Rousey, de 39 años, peleó por última vez en diciembre de 2016, perdiendo ante Amanda Nunes por nocaut técnico en UFC 207. Carano, de 43 años, no ha peleado desde agosto de 2009, cuando perdió ante Cris Cyborg por nocaut técnico en el campeonato inaugural de peso pluma femenino de Strikeforce. A pesar de haber pasado una década desde que Rousey peleó y 17 años desde que Carano puso un pie en la jaula, Rousey cree que el enfrentamiento es “la pelea de mujeres más grande de todos los tiempos”.
“Todo el mundo lo trata como si fuera un gran problema, pero hemos estado haciendo esto detrás de escena durante más de un año.
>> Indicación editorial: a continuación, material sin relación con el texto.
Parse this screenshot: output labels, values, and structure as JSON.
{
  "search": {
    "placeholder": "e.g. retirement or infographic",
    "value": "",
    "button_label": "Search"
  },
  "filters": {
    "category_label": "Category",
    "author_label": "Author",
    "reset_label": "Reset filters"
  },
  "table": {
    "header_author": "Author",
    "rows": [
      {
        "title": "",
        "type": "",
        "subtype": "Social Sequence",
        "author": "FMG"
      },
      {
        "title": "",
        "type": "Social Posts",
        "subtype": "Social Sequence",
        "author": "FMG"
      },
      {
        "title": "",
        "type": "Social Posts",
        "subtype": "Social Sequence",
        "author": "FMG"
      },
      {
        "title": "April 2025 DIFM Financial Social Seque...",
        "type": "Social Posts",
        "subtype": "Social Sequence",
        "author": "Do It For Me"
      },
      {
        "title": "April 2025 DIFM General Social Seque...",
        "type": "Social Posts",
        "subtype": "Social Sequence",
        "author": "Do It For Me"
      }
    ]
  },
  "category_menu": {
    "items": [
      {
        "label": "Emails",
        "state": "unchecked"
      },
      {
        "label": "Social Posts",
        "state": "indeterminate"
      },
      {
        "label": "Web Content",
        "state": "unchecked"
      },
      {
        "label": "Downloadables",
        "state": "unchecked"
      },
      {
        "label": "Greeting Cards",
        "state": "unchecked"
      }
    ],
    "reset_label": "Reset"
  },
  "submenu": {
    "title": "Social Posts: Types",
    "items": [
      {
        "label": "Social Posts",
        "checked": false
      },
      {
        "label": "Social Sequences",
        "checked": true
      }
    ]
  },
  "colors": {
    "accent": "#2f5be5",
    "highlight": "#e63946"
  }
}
Parece tan obvio que esta fue la pelea de mujeres más grande de todos los tiempos, tal vez incluso la pelea de MMA más grande de todos los tiempos”, dijo Rousey en el canal de YouTube de Most Valuable Promotion. “Esto será algo grandioso y algo que nunca antes se ha hecho en los deportes de combate femeninos”.
“Es una pelea de ensueño y una súper pelea y todo eso, pero siento que la historia y todo lo que hay detrás de ella no es sólo esta pelea, sino que mucho de ella es MVP versus UFC”, dijo Rousey. “Y ahí es donde voy a esforzarme mucho en las trincheras”.
Si bien reconoce que parte de la historia trata sobre rivales promocionales, Rousey cree que Most Valuable Promotions y Netflix organizan eventos solo ayudan a UFC.
“Los estamos ayudando porque sufren de falta de competencia. Y no pueden simplemente presentar una demanda colectiva cada dos años como costo de hacer negocios. Y por eso, realmente estoy tratando de ayudar a Dana (White)”, bromeó Rousey.
“Si alguien ha sido preparado para ser su aprendiz, ese soy yo. Y creo que sería el adversario favorito que jamás haya tenido”.